Listrik “Byar Pet” Salah Kita Juga (Part 1)
“Byar Pet” istilah yang sangat tidak asing ditelinga. Manggambarkan pujian kearah negatif bagi perusahaan listrik nasional satu-satunya. Pemadaman bergilir, listrik padam secara mendadak sedikit dari yang terangkum dari istilah “Byar Pet” tersebut. Sampai-sampai Pak DIS (Dahlan Iskan) pada bukunya Dua Tangis Seribu Tawa tergambarkan bagaimana “Byar Pet” harus diubah menjadi setelah Byar (padam) harus Cepet (cepat) hidup kembali. Merupakan pertaruhan harga diri sebagai perusahaan negara yang mengatur hajat hidup orang banyak melalui suplai energi listrik harus dicemooh dan dihujat banyak orang, Bahkan rasa ketidakpercayaan sudah menghinggapi bangsa ini bahwa perusahaan listriknya tak dapat diandalkan. Berlawanan dengan hal itu, para karyawan dan petinggi-petinggi perusahaan jelas dengan segala daya dan upaya telah mengusahakan yang terbaik bagi bangsa ini. Mereka punya SDM terbaik di Indonesia maka pasti tak membiarkan bangsanya kesulitan.
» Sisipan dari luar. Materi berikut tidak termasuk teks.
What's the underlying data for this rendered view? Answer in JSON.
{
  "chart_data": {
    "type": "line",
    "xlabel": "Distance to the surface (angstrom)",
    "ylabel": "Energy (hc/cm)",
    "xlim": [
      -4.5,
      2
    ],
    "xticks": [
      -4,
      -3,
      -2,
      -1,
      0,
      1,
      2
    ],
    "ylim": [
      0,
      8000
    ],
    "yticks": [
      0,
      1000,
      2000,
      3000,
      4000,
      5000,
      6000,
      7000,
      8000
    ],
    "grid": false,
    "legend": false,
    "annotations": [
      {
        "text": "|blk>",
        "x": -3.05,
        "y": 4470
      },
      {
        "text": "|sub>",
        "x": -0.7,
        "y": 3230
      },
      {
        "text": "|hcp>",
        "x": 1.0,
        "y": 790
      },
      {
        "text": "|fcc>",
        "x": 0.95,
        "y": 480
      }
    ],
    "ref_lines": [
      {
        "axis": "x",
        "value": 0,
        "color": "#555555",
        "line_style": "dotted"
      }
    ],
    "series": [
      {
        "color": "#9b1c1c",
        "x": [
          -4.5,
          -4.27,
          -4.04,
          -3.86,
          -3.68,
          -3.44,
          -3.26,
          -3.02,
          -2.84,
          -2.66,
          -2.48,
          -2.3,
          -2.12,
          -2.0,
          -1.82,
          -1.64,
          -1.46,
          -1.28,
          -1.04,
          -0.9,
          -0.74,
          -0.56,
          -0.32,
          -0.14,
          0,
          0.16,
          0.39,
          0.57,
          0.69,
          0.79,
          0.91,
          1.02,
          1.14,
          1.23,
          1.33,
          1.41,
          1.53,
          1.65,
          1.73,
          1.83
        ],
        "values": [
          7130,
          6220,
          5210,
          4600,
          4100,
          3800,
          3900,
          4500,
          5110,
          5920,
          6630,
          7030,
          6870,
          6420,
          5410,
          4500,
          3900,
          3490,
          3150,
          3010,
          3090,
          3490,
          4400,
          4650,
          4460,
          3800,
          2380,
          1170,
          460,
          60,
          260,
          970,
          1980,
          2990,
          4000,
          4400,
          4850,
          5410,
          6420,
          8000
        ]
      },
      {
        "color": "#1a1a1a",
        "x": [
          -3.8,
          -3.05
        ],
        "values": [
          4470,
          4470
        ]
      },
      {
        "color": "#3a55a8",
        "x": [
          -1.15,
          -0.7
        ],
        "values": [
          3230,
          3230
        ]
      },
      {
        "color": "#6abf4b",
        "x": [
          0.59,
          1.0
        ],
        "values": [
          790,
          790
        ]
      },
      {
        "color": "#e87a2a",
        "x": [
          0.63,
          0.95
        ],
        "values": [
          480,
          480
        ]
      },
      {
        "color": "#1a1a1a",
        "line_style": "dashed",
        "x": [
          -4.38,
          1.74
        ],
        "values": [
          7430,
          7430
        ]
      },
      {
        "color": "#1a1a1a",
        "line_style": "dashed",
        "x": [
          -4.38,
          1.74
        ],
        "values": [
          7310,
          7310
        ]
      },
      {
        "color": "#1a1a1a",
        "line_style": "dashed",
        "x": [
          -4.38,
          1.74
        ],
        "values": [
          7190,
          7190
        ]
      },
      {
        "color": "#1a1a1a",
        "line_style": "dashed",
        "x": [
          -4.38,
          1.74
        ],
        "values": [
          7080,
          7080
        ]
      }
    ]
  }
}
Sebagai komsumen listrik kebanyakan masyarakat tak mengetahui bahwa listrik padam tak hanya karena faktor pusat saja. Banyak faktor-faktor lain termasuk faktor alam yang mempengaruhi suplai listrik. Ada kalanya listrik mati karena ada trafo meledak, kabel putus, gangguan karena pohon menyentuh kabel dan lain sebagainya. Tulisan ini ingin mengajak merenungkan apakah ini tanggung jawab segelintir orang dari bangsa Indonesia ataukah tanggung jawab seluruh bangsa Indonesia.
Perusahan listrik pasti mengusahakan laba bagi kelangsungan hidupnya akan tetapi di Indonesia malah sebaliknya. Perusahaan ini dengan segenap upaya terus berupaya memberikan listrik murah dan berkualitas dengan bantuan subsidi pemerintah. Banyak yang tak tahu bahwa tingkat tingkah laku konsumen negara ini masih jauh dari yang diinginkan agar tercapai supali energi listrik yang merata.
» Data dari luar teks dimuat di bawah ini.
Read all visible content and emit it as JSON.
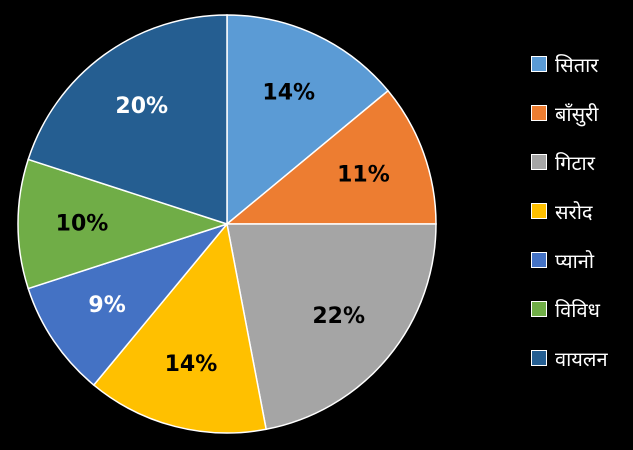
{
  "chart_data": {
    "type": "pie",
    "title": "",
    "categories": [
      "सितार",
      "बाँसुरी",
      "गिटार",
      "सरोद",
      "प्यानो",
      "विविध",
      "वायलन"
    ],
    "values": [
      14,
      11,
      22,
      14,
      9,
      10,
      20
    ],
    "labels": [
      "14%",
      "11%",
      "22%",
      "14%",
      "9%",
      "10%",
      "20%"
    ],
    "colors": [
      "#5b9bd5",
      "#ed7d31",
      "#a5a5a5",
      "#ffc000",
      "#4472c4",
      "#70ad47",
      "#255e91"
    ],
    "label_colors": [
      "#000000",
      "#000000",
      "#000000",
      "#000000",
      "#ffffff",
      "#000000",
      "#ffffff"
    ],
    "legend_position": "right",
    "start_angle": "12 o'clock, clockwise"
  }
}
Gambar 1. Grafik Konsumsi Energi Listrik pada Pukul Tertentu
Dari grafik diatas jelas hanya setelah pukul 17.00 sampai 23.00 malam terjadi puncak dan bila dibandingkan dengan waktu-waktu sebelumnya maka akan terlihat selisih energy yang sangat besar dan perusahaan harus menjamin pasokan energi listrik tersebut. Pukul 17.00-23.00 memperlihatkan bahwa konsumsi terbanyak terjadi karena penerangan di malam hari, aktifitas keluarga. Sedangkan pada siang hari hanya terserap sedikit oleh industry kita.
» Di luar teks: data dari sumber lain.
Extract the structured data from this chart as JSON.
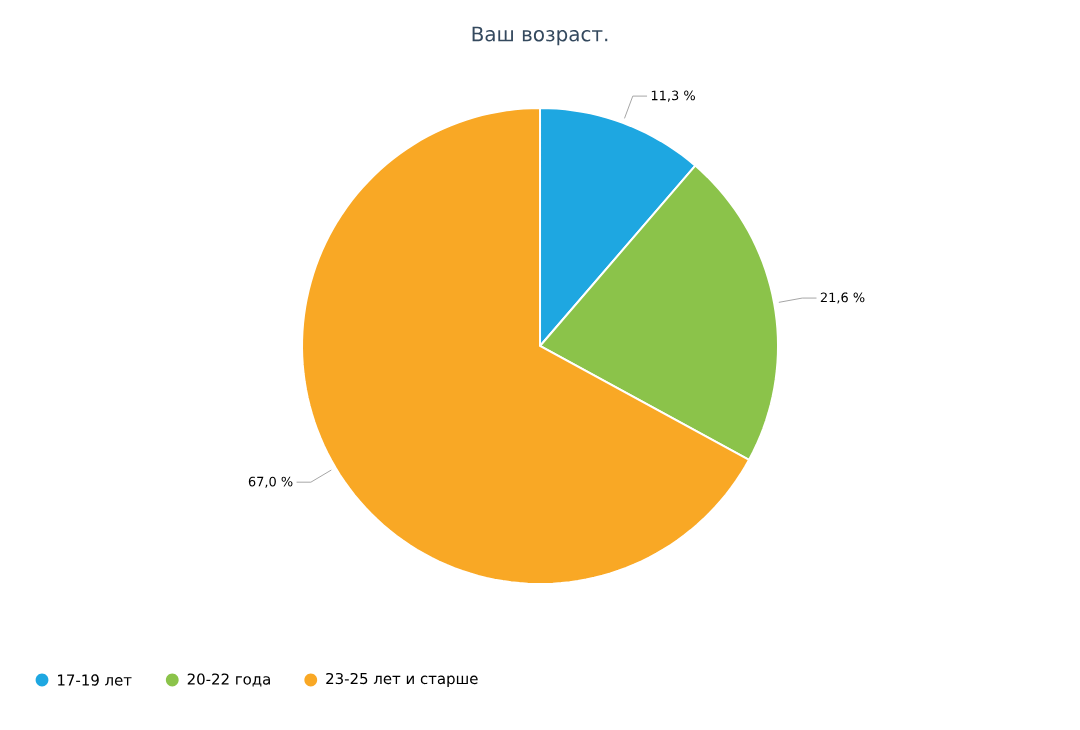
{
  "chart_data": {
    "type": "pie",
    "title": "Ваш возраст.",
    "categories": [
      "17-19 лет",
      "20-22 года",
      "23-25 лет и старше"
    ],
    "values": [
      11.3,
      21.6,
      67.0
    ],
    "value_labels": [
      "11,3 %",
      "21,6 %",
      "67,0 %"
    ],
    "colors": [
      "#1ea7e1",
      "#8bc34a",
      "#f9a825"
    ],
    "legend": "bottom"
  }
}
Apabila kita tinjau dari segi ekonomi, membangun pembangkit yang apabila hanya digunakan dalam waktu rentang tersebut saja akan memberatkan BEP (Break Event Point). Dati segi teknis, untuk start up sebuah pembangkit dibutuhkan waktu dan yang paling cepat adalah PLTG (Gas) dan PLTD (Diesel). Jadi, untuk membuat effisiensi pembangkitan dan konsumsi mau tidak mau bentuk karakter kurva tersebut harus diubah yang artinya karakter bangsa kita harus diubah.